World trade growth was on a sharply slowing trend in December as volumes dropped at unprecedented rates at the end of the year, the Dutch CPB economic institute said on Wednesday. In the 12 months ended December, trade growth slowed to 2.4 percent compared with the previous 12 months, down from 3.6 percent in November, said the CPB Netherlands Bureau for Economic Policy Analysis, whose data are used by the European Commission and World Bank.
In 2007 trade volumes grew 7.6 percent, against a high in the current cycle of 9.5 percent in November 2006, it said in its latest world trade monitor. The CPB data are further evidence that trade is slumping as developed and increasingly developing countries fall into the grip of recession. The International Monetary Fund forecast last month that world trade volumes would shrink 2.8 percent this year after growing 4.1 percent in 2008, down from 7.2 percent in 2007.

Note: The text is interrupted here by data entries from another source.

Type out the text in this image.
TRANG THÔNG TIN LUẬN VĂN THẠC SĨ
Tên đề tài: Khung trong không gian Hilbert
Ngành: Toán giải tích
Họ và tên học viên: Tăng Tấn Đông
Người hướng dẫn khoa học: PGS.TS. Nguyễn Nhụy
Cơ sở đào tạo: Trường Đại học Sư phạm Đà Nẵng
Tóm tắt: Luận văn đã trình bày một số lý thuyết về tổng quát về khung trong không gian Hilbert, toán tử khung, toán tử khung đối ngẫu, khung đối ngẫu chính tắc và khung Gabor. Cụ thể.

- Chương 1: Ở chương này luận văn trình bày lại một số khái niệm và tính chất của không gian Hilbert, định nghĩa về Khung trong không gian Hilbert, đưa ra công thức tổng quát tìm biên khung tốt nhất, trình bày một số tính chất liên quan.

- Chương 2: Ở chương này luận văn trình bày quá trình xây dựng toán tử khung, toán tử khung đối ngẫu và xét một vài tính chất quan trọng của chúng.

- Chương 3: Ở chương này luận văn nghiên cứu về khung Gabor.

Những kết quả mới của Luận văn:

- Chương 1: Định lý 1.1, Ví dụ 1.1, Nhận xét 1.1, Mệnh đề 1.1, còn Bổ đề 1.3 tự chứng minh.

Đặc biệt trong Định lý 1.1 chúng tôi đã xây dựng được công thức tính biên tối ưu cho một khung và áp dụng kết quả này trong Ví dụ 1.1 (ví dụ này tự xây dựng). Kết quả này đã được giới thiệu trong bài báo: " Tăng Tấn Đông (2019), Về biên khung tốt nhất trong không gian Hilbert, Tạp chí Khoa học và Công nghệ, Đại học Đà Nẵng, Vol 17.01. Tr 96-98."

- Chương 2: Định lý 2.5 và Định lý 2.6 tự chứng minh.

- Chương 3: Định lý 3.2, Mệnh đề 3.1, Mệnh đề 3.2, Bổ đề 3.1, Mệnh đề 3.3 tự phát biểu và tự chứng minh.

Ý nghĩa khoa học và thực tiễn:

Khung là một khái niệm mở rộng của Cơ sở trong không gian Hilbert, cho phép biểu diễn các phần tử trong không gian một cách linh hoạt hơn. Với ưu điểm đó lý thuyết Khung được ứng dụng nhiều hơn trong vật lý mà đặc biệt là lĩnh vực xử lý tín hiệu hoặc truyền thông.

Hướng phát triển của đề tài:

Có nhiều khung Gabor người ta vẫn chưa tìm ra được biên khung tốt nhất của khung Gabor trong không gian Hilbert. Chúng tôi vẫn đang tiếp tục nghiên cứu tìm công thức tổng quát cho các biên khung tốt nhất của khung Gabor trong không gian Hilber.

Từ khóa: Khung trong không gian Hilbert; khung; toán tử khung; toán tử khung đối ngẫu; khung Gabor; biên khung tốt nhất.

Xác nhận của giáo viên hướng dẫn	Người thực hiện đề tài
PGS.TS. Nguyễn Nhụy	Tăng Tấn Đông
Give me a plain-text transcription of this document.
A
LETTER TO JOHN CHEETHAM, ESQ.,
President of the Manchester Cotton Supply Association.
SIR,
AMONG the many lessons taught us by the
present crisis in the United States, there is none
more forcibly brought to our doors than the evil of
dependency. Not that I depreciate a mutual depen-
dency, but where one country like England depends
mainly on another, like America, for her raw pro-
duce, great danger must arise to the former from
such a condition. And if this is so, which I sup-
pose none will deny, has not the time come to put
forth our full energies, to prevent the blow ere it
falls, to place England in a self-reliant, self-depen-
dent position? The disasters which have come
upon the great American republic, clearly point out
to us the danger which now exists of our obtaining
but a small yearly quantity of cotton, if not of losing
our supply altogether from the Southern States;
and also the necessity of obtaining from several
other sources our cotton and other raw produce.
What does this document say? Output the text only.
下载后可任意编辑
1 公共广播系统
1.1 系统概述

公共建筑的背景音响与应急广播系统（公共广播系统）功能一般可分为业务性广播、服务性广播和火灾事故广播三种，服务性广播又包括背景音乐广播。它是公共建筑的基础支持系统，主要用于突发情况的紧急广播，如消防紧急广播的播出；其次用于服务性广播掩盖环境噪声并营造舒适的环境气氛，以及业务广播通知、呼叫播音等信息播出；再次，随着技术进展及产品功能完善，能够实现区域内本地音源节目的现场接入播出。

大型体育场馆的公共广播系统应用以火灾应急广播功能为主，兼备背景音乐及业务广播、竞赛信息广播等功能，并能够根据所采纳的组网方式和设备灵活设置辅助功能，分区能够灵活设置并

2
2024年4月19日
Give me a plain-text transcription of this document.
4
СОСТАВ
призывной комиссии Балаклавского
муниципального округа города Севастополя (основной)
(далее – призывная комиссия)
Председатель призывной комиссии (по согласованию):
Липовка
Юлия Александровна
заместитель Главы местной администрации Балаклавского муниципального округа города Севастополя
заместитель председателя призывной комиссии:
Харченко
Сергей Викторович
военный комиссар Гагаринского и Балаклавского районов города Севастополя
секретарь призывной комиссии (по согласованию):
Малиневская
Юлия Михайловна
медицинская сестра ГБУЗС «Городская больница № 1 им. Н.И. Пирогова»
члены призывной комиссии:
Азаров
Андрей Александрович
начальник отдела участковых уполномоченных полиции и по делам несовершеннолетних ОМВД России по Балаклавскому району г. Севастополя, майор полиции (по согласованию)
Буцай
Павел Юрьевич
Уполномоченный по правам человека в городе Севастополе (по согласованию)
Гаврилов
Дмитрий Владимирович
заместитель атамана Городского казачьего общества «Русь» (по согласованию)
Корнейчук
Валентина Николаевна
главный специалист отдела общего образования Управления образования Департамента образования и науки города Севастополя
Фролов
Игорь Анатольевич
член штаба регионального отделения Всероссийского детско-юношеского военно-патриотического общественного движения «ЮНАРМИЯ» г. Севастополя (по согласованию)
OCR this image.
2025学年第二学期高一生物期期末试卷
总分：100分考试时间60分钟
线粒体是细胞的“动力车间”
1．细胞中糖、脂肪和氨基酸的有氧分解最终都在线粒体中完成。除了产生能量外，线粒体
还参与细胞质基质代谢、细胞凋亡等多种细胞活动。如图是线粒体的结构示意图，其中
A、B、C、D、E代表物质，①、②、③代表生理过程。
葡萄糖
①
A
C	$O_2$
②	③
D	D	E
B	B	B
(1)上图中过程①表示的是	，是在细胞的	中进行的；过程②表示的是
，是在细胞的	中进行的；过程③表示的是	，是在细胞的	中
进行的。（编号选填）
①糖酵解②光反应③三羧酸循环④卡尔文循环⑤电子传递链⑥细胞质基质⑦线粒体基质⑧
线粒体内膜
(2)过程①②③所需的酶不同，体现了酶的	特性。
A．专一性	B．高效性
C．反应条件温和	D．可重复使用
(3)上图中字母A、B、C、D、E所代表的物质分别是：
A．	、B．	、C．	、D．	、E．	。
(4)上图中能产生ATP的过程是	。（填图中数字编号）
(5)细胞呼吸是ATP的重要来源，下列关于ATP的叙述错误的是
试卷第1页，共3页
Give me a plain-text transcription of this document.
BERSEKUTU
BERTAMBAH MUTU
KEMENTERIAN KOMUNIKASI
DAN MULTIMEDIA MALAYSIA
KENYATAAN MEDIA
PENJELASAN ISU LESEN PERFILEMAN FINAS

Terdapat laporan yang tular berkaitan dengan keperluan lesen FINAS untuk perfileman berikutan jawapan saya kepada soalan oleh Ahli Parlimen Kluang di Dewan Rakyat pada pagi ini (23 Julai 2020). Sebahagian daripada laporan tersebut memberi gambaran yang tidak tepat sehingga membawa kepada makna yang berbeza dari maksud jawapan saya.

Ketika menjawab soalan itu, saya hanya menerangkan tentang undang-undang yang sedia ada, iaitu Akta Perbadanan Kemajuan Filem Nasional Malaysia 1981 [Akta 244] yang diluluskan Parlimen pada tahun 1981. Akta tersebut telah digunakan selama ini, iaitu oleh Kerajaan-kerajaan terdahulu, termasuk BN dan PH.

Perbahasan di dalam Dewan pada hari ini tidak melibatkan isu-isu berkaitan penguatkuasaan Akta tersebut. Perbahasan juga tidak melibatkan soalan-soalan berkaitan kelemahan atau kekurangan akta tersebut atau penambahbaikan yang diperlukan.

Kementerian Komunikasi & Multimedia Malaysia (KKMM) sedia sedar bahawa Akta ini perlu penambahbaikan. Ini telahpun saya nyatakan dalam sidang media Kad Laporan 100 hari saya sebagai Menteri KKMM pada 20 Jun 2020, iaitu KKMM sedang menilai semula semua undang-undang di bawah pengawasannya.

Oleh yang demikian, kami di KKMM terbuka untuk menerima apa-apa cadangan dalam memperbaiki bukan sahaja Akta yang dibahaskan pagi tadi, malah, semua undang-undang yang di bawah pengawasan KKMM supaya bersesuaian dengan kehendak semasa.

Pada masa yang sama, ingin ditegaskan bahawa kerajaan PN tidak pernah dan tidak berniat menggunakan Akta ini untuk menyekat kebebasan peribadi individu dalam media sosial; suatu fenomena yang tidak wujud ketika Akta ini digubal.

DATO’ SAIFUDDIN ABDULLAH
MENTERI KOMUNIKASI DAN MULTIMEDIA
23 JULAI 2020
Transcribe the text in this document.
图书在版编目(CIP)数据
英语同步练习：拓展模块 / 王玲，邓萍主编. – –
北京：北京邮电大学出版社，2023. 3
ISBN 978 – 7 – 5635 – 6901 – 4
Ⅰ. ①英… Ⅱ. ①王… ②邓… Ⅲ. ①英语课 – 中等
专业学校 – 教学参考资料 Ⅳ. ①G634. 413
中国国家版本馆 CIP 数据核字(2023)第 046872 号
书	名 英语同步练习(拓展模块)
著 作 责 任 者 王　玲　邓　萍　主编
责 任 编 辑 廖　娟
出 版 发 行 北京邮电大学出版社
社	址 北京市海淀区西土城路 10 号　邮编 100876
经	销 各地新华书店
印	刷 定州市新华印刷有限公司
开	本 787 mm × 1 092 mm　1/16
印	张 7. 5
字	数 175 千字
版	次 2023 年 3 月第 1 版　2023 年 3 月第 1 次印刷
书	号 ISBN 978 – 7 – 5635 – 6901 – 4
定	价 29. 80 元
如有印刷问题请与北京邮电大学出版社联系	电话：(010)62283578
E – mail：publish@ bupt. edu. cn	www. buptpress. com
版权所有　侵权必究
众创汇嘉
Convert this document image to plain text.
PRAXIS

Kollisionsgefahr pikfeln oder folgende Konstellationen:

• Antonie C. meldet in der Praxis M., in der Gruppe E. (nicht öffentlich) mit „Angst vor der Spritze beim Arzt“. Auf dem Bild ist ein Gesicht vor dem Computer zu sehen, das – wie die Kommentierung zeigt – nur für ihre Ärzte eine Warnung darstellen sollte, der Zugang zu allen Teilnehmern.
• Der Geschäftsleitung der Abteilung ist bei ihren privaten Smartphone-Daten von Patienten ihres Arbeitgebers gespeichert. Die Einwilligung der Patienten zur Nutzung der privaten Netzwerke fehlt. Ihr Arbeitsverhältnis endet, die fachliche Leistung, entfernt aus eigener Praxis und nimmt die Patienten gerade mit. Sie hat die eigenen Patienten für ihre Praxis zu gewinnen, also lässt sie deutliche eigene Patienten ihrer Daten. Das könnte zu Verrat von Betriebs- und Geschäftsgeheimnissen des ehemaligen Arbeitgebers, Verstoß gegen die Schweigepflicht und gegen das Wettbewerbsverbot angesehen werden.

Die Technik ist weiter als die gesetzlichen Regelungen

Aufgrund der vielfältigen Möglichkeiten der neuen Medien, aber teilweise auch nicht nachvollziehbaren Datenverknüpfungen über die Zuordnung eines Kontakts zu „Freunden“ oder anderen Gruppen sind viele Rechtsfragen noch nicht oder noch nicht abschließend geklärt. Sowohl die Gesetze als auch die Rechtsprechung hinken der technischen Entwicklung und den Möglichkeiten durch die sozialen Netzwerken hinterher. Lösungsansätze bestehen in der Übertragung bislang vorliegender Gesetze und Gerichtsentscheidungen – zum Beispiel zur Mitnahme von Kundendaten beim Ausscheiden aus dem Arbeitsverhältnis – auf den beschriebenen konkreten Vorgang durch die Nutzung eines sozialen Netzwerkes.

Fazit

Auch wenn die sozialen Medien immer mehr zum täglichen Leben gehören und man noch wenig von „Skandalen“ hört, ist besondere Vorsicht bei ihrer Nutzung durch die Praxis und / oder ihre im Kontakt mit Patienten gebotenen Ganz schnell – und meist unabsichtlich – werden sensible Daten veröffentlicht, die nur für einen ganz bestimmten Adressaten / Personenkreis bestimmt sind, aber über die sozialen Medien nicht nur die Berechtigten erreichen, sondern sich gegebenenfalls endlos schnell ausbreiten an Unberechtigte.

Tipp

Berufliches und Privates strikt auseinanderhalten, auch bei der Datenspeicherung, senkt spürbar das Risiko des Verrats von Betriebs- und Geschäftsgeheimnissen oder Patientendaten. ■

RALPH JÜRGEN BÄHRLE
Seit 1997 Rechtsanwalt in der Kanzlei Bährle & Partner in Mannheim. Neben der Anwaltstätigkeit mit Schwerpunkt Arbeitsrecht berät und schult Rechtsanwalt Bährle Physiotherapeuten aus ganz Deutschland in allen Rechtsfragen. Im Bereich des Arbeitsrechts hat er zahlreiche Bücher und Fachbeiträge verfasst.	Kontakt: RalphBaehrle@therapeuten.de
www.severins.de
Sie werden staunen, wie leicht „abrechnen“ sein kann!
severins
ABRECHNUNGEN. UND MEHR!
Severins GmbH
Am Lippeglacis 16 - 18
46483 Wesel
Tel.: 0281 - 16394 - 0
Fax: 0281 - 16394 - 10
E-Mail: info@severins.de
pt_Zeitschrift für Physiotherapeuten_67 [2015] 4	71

CPB said world trade in the last quarter of 2008 was 22.0 percent lower than the previous quarter at an annual rate, an unprecedented drop since it started tracking data in 1991. In the third quarter trade was still growing at an annual 8.8 percent over the previous three months.
The fourth-quarter figures reflect a 21.7 percent drop at an annual rate of emerging countries' imports, and a 48.3 percent annualised drop in Japanese imports. Looking at the more volatile monthly figures, trade volume in December was 7.0 percent lower than in November, when it fell 5.3 percent, both figures unprecedented since the series started.